Kafka Connector
Source and sink connector for Apache Kafka and Confluent.
Requirements
Enable the kafka Cargo feature. In Python: maturin develop --features kafka.
SQL DDL
-- Kafka source (streaming)
CREATE SOURCE orders_raw
TYPE KAFKA
OPTIONS (
'brokers' = 'broker1:9092,broker2:9092',
'topic' = 'orders',
'group.id' = 'krishiv-consumer-1',
'auto.offset.reset' = 'latest',
'format' = 'json' -- 'json' | 'avro' | 'protobuf'
)
WITH SCHEMA (
order_id BIGINT NOT NULL,
customer VARCHAR,
amount DOUBLE,
event_time TIMESTAMP
);
-- Kafka sink
CREATE SINK results_sink
TYPE KAFKA
OPTIONS (
'brokers' = 'broker1:9092',
'topic' = 'results',
'format' = 'json'
);
Rust API
use krishiv_api::{Session, Result};
use arrow::datatypes::{DataType, Field, Schema};
use std::sync::Arc;
#[tokio::main]
async fn main() -> Result<()> {
let session = Session::embedded().await?;
let schema = Arc::new(Schema::new(vec![
Field::new("order_id", DataType::Int64, false),
Field::new("customer", DataType::Utf8, true),
Field::new("amount", DataType::Float64, true),
Field::new("event_time", DataType::Timestamp(TimeUnit::Millisecond, None), false),
]));
session.register_kafka_source(
"orders_raw",
schema,
"broker1:9092,broker2:9092",
"orders",
"krishiv-consumer-1",
)?;
let df = session.sql("SELECT * FROM orders_raw WHERE amount > 100").await?;
df.show().await?;
Ok(())
}
Python API
import krishiv as ks
import pyarrow as pa
session = ks.Session.embedded()
schema = pa.schema([
pa.field("order_id", pa.int64()),
pa.field("customer", pa.utf8()),
pa.field("amount", pa.float64()),
pa.field("event_time", pa.timestamp("ms")),
])
session.register_kafka_source(
"orders_raw", schema,
brokers="broker1:9092",
topic="orders",
group="krishiv-consumer-1",
)
session.sql("SELECT customer, SUM(amount) AS total FROM orders_raw GROUP BY customer").show()
Kafka Options
| Option | Default | Description |
|---|---|---|
brokers | — | Comma-separated Kafka broker list. Required. |
topic | — | Topic name.
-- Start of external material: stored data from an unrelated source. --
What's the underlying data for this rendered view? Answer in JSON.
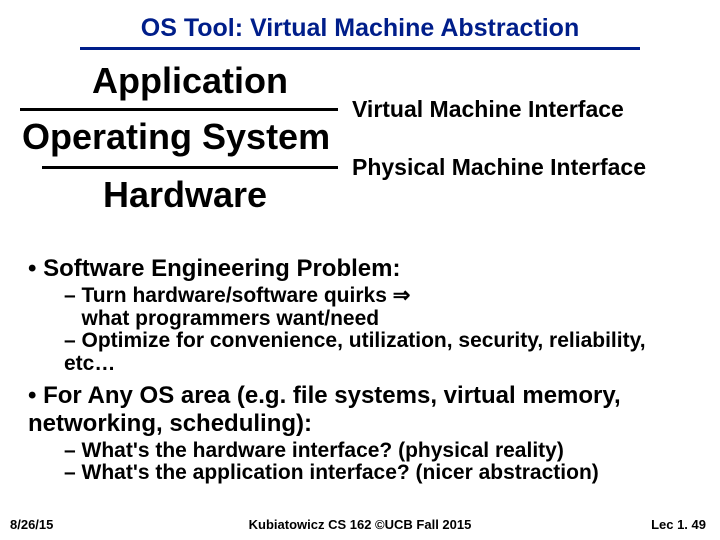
{
  "title": "OS Tool: Virtual Machine Abstraction",
  "layers": {
    "app": "Application",
    "os": "Operating System",
    "hw": "Hardware"
  },
  "interfaces": {
    "vmi": "Virtual Machine Interface",
    "pmi": "Physical Machine Interface"
  },
  "bullets": {
    "b1": "Software Engineering Problem:",
    "b1a": "Turn hardware/software quirks ",
    "b1a2": "what programmers want/need",
    "b1b": "Optimize for convenience, utilization, security, reliability, etc…",
    "b2": "For Any OS area (e.g. file systems, virtual memory, networking, scheduling):",
    "b2a": "What's the hardware interface? (physical reality)",
    "b2b": "What's the application interface? (nicer abstraction)"
  },
  "footer": {
    "date": "8/26/15",
    "course": "Kubiatowicz CS 162 ©UCB Fall 2015",
    "page": "Lec 1. 49"
  },
  "glyphs": {
    "arrow": "⇒"
  }
}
Required. |
group.id | — | Consumer group ID. Required for sources. |
auto.offset.reset | latest | earliest | latest |
format | json | json | avro | protobuf |
schema.registry.url | — | Confluent Schema Registry URL (required for Avro/Protobuf). |
fetch.message.max.bytes | 1048576 | Max fetch size per partition. |